Hantavirus : quand les croisières du capital importent la mort
Par-delà les brumes de la Terre de Feu, là où le monde dit finir, une traque silencieuse s'est ouverte lundi. Des biologistes argentins disséminent des pièges dans la nuit australe, cherchant la trace d'un mal que le territoire dit ne pas connaître. Mais la véritable question, celle que personne ne pose assez fort, est ailleurs : qui a vraiment apporté la mort sur les rives d'Ushuaïa ?
Le Hondius : un navire de croisière, trois cadavres
Tout commence le 1er avril, quand un navire de croisière quitte Ushuaïa avec à son bord le malheur en soute. Le Hondius, temple flottant du tourisme de luxe, deviendra le théâtre de trois décès. Le prétendu « patient zéro », un Néerlandais ayant parcouru l'Argentine, le Chili et l'Uruguay pendant quatre mois, n'avait séjourné que 48 heures à Ushuaïa avant d'embarquer. Mais c'est bien sûr la périphérie que l'on accuse en premier, comme toujours dans l'histoire des peuples dominés.
La science contre le soupçon colonial
Des biologistes de Buenos Aires ont commencé à installer jusqu'à 150 petites cages métalliques sur les sentiers extérieurs d'Ushuaïa et dans le Parc national de la Terre de Feu, ces 70 000 hectares de forêt et de montagnes. L'objectif : vérifier si les rongeurs locaux, notamment le raton colilargo ou sa sous-espèce de Magellan, sont porteurs de la souche Andes de l'hantavirus, transmissible d'humain à humain.

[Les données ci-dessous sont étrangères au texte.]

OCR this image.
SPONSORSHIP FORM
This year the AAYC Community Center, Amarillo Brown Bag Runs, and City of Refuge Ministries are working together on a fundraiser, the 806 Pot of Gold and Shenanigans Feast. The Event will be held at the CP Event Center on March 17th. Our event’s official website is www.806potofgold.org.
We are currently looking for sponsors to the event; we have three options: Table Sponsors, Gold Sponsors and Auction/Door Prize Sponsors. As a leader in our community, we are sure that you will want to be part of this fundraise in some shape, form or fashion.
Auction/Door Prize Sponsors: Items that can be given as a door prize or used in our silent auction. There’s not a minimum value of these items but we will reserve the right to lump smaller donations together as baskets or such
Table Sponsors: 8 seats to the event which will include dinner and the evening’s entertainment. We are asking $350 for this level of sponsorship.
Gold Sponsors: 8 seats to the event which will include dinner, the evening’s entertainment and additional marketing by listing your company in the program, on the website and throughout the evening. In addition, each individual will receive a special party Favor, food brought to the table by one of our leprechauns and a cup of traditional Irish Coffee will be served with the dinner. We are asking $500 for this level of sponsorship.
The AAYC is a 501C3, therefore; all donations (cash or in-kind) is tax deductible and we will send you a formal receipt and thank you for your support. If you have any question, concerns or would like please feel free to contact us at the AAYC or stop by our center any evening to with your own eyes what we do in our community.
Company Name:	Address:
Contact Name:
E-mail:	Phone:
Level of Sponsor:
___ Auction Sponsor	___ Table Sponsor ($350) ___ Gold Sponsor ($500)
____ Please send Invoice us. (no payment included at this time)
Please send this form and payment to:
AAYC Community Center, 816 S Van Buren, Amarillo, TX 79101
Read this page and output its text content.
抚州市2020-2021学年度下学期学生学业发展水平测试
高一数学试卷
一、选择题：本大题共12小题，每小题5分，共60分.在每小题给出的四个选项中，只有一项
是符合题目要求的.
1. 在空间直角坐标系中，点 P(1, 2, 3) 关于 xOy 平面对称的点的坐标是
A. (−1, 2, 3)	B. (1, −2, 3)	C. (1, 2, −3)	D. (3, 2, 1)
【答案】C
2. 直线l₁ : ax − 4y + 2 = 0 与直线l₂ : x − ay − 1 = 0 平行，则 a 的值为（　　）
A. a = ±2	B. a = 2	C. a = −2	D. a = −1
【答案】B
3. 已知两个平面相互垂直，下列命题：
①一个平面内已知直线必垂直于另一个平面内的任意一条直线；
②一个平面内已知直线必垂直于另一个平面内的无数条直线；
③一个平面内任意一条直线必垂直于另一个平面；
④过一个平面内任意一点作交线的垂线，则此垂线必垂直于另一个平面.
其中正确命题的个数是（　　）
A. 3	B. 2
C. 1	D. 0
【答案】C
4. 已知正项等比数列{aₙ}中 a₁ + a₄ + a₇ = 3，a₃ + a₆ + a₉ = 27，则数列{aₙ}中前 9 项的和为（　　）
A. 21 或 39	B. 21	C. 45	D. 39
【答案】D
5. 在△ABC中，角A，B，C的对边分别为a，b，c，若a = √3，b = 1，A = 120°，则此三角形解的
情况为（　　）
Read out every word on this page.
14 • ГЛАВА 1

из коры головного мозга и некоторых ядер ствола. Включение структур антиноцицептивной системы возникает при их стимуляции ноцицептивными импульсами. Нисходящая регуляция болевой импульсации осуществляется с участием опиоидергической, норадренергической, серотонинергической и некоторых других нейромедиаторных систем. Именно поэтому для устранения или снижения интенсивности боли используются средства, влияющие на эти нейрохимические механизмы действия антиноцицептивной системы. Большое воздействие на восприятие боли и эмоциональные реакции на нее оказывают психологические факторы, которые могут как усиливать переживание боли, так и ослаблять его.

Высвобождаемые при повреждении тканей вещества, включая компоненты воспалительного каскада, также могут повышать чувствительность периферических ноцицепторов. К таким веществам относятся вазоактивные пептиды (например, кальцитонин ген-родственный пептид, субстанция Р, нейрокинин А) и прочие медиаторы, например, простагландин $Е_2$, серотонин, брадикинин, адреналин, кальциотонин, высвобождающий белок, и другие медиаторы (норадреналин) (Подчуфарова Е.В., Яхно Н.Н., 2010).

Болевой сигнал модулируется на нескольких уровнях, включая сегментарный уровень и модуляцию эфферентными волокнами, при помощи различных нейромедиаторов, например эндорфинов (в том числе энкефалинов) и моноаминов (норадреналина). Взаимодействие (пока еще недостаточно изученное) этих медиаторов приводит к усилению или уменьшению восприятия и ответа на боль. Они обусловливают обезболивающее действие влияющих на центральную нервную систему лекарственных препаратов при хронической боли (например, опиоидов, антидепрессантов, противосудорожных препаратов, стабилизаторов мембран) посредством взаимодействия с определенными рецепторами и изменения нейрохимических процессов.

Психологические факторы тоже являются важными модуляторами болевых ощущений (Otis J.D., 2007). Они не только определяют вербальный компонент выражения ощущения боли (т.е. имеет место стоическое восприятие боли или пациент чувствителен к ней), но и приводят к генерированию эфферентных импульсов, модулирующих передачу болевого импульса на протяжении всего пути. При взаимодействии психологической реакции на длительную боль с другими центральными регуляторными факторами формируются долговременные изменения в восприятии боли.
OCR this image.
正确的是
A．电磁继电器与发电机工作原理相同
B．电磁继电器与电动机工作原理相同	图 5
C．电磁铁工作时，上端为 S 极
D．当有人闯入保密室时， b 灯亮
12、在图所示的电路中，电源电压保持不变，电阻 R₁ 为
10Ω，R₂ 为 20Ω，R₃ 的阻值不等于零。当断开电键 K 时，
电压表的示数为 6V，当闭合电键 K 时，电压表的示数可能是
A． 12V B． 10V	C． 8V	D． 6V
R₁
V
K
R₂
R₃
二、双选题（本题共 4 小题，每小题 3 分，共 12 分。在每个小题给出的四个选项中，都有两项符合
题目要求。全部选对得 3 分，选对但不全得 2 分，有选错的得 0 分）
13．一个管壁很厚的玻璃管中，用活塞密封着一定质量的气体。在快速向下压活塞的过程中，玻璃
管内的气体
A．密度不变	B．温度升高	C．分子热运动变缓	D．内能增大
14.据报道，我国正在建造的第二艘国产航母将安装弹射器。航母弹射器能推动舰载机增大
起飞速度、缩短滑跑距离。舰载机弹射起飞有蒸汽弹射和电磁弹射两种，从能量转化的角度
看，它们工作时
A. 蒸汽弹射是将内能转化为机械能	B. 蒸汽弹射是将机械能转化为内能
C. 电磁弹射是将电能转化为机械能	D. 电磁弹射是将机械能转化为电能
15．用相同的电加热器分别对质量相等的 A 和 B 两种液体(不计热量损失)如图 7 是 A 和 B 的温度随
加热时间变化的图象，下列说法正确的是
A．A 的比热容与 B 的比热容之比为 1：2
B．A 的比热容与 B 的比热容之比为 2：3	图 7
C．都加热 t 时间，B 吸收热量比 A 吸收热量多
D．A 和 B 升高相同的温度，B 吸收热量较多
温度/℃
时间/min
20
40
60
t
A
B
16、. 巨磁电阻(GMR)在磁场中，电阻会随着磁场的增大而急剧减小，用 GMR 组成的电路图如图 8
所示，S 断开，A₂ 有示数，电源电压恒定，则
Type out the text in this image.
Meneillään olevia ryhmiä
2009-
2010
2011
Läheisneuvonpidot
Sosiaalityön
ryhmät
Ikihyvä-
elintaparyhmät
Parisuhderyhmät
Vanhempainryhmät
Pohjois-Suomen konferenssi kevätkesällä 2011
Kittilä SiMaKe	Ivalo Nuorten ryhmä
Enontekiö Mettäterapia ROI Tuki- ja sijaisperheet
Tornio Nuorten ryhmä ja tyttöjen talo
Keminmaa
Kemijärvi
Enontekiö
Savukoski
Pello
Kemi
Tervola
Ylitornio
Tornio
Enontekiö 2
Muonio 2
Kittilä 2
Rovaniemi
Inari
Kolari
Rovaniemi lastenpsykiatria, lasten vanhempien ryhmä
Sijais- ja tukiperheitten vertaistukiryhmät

Juan Petrina, responsable des services d'épidémiologie de la province, balaye les débats taxonomiques :
Ce qui importe, c'est d'analyser si l'un d'eux est infecté par l'hantavirus.
Les rongeurs capturés feront l'objet de prélèvements de sang et de tissus dans un centre de biosécurité. Les résultats sont attendus sous quatre semaines.
Trente ans sans un cas, mais le doute imposé de l'extérieur
Depuis 15 jours, les autorités de Terre de Feu se battent contre un récit imposé : celui d'une infection locale. La province n'a pas enregistré un seul cas d'hantavirus depuis que sa notification est obligatoire, il y a 30 ans. Ni même avant, de mémoire de scientifiques locaux.
Guillermo DeFerrari, biologiste du Centre austral d'investigations scientifiques (CADIC), accueille favorablement la mission de l'Institut Malbran pour évaluer avec certitude la dangerosité potentielle des rongeurs locaux. Son collègue Sebastian Poljak, expert en mammifères, va plus loin : il s'agit d'
éradiquer définitivement l'idée qu'il y a de l'hantavirus ici.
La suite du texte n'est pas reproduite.